Earthquake Shaking

Magnitude is a measurement of the energy produced by an earthquake and is not a measure of the shaking you feel. What you feel is very complex — hard or gentle, long or short, jerky or rolling — and is not describable with one number. Aspects of the motion are described by the velocity (how fast the ground is moving), acceleration (how quickly the speed of the ground is changing), the frequency (seismic waves vibrate at different frequencies just like sound waves), and the duration (how long the strong shaking lasts). What you feel in an earthquake is controlled by three main factors: magnitude, distance, and local soil conditions.

Magnitude

Typically you will feel more intense shaking from a big earthquake than from a small one. Bigger earthquakes also release their energy over a larger area and for a longer period of time.

An earthquake begins at a hypocenter, and from there the rupture front travels along the fault, producing waves all the time it is moving. Every point crossed by the rupture front gives off shaking, so longer faults produce bigger earthquakes that have longer durations. The actual durations of 15 earthquakes are shown on the previous page. For a magnitude 5 event, the actual process of rupturing the fault is over in a few seconds, although you might continue to feel shaking for longer because some waves reach you after they bounce and echo within the earth.

The magnitude 7.8 earthquake on the San Andreas fault in 1857 ruptured almost 360 kilometers (220 miles) of the fault. At 3 kilometers (2 miles) per second, it took two minutes for that length of fault to rupture, so you would have felt shaking for several minutes. If the idea of a two-minute earthquake frightens you, remember that some of the energy will be traveling from 400 kilometers (250 miles) away. In most cases, only the 10 - 15 seconds of shaking that originates from the part of the fault nearest you will be very strong.

The 2001 Nisqually (M6.8) and 1994 Northridge (M6.7) earthquakes shown above provide an interesting example of how distance from an earthquake affects the level of shaking experienced. Even though the Nisqually earthquake was slightly larger than the Northridge earthquake on the magnitude scale, the resulting damage was far less. One reason is that the section of fault that moved was much deeper than the fault that moved in the Northridge earthquake. Therefore every house was at least 50 kilometers (30 miles) away the fault.

Distance

Earthquake waves diminish in intensity as they travel through the ground, so earthquake shaking is less intense farther from the fault.

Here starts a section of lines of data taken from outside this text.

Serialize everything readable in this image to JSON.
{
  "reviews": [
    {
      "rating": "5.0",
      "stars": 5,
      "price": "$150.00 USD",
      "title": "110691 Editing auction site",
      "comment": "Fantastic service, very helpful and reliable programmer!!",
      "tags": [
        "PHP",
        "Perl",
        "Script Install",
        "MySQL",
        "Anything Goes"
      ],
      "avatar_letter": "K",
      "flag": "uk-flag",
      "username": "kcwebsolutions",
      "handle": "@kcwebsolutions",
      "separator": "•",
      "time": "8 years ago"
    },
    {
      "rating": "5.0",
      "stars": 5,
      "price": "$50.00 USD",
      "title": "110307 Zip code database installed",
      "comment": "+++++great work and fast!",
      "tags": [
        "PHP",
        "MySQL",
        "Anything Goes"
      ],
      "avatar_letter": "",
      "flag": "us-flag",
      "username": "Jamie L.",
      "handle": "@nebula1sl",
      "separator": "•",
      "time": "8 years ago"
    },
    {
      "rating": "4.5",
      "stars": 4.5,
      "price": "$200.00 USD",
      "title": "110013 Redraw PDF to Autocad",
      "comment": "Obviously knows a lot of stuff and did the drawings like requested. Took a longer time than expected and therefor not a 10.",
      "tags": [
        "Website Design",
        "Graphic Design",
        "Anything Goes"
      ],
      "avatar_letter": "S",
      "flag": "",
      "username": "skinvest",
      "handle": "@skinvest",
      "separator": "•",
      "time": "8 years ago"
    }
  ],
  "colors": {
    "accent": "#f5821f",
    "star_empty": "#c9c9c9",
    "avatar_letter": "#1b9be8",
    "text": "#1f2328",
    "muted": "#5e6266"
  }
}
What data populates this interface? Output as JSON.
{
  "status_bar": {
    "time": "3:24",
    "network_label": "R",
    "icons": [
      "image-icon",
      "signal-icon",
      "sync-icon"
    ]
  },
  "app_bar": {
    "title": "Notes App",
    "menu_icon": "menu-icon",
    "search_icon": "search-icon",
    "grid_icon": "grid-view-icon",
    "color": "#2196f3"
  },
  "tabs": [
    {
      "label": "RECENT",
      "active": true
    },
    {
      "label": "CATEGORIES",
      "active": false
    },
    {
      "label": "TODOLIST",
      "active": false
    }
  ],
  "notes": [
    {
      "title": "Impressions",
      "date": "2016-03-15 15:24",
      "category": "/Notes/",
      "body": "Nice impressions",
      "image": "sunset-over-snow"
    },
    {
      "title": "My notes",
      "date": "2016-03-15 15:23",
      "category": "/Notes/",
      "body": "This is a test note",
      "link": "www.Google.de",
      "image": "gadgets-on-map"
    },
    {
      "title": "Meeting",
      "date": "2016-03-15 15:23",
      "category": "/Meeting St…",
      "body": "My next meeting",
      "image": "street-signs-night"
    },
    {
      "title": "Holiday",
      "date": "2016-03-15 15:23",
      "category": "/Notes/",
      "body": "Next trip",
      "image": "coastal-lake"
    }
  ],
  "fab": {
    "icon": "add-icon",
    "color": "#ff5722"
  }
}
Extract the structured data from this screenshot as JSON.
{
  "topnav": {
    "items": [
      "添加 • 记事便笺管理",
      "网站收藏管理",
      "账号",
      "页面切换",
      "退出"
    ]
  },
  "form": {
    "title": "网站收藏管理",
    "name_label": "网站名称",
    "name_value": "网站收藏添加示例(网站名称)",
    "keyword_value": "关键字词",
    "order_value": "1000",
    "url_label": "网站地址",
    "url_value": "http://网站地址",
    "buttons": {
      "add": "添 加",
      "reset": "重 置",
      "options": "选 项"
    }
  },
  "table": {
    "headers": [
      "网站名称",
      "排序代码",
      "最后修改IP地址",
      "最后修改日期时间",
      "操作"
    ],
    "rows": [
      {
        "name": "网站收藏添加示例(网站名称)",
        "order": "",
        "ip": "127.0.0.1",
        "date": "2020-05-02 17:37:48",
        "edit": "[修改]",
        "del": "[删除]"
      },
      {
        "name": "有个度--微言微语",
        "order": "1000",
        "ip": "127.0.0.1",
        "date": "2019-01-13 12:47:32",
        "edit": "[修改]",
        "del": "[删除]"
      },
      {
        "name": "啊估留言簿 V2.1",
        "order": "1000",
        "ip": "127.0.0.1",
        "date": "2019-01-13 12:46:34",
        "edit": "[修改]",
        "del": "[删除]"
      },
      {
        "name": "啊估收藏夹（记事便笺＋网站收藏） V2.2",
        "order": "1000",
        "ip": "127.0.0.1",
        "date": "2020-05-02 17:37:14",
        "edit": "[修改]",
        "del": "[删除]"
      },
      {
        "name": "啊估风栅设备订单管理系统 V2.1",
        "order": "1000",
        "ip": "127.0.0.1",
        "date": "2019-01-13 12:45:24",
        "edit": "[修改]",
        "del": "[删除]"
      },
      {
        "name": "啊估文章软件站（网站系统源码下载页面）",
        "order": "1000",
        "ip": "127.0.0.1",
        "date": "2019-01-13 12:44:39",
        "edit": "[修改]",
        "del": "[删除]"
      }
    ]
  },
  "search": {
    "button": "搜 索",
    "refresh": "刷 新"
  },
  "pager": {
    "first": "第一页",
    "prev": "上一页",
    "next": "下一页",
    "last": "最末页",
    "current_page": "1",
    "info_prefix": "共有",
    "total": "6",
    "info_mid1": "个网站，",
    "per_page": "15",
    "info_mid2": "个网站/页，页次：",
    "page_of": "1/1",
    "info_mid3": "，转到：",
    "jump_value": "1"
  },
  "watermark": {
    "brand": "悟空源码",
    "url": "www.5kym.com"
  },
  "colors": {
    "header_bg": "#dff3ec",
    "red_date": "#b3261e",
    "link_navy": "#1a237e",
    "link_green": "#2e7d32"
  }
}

Low-frequency waves diminish less rapidly with distance than do high-frequency waves (just as you can hear low-pitched noises from farther away than you can high-pitched noises). If you are near an earthquake, you will experience all the shaking produced by the earthquake and feel "jolted." Farther away, the higher frequencies will have died away and you will feel a rolling motion.

The amount of damage to a building does not depend solely on how hard it is shaken. In general, smaller buildings such as houses are damaged more by higher frequencies, so usually houses must be relatively close to the hypocenter to be severely damaged. Larger structures such as high-rises and bridges are damaged more by lower frequencies and will be more noticeably affected by the largest earthquakes, even at considerable distances. The shaking dies off with distance more quickly in the western United States than in the older, more rigid crust of the eastern United States.

Local soil conditions

Soils can greatly amplify the shaking in an earthquake. Passing from rock to soil, seismic waves slow down but get bigger. Hence a soft, loose soil may shake more intensely than hard rock at the same distance from the same earthquake. An extreme example for this type of amplification was in the Marina district of San Francisco during the 1989 Loma Prieta earthquake. That earthquake was 100 kilometers (60 miles) from San Francisco, and most of the Bay Area escaped serious damage. However, some sites in the Bay Area on landfill or soft soils experienced significant shaking. This amplified shaking was one of the reasons for the the collapse of the elevated Nimitz freeway. Ground motion at those sites was more that 10 times stronger than at neighboring sites on rock.

The same factors also apply to areas covered by thick sediment — such as the Los Angeles basin in Southern California where sediments can be as much as 10 kilometers (6 miles) thick. Shaking from an earthquake in the region can be 5 or more times greater at a site in the basin than the level of shaking in the nearby mountains.

P.S.

Several other factors can affect shaking. Earthquake waves do not travel evenly in all directions from the rupture surface; the orientation of the fault and the direction of movement can change the characteristics of the waves in different directions. This is called the radiation pattern. When the earthquake rupture moves along the fault, it focuses energy in the direction it is moving so that a location in that direction will receive more shaking than a site at the same distance from the fault but in the opposite direction. This is called directivity.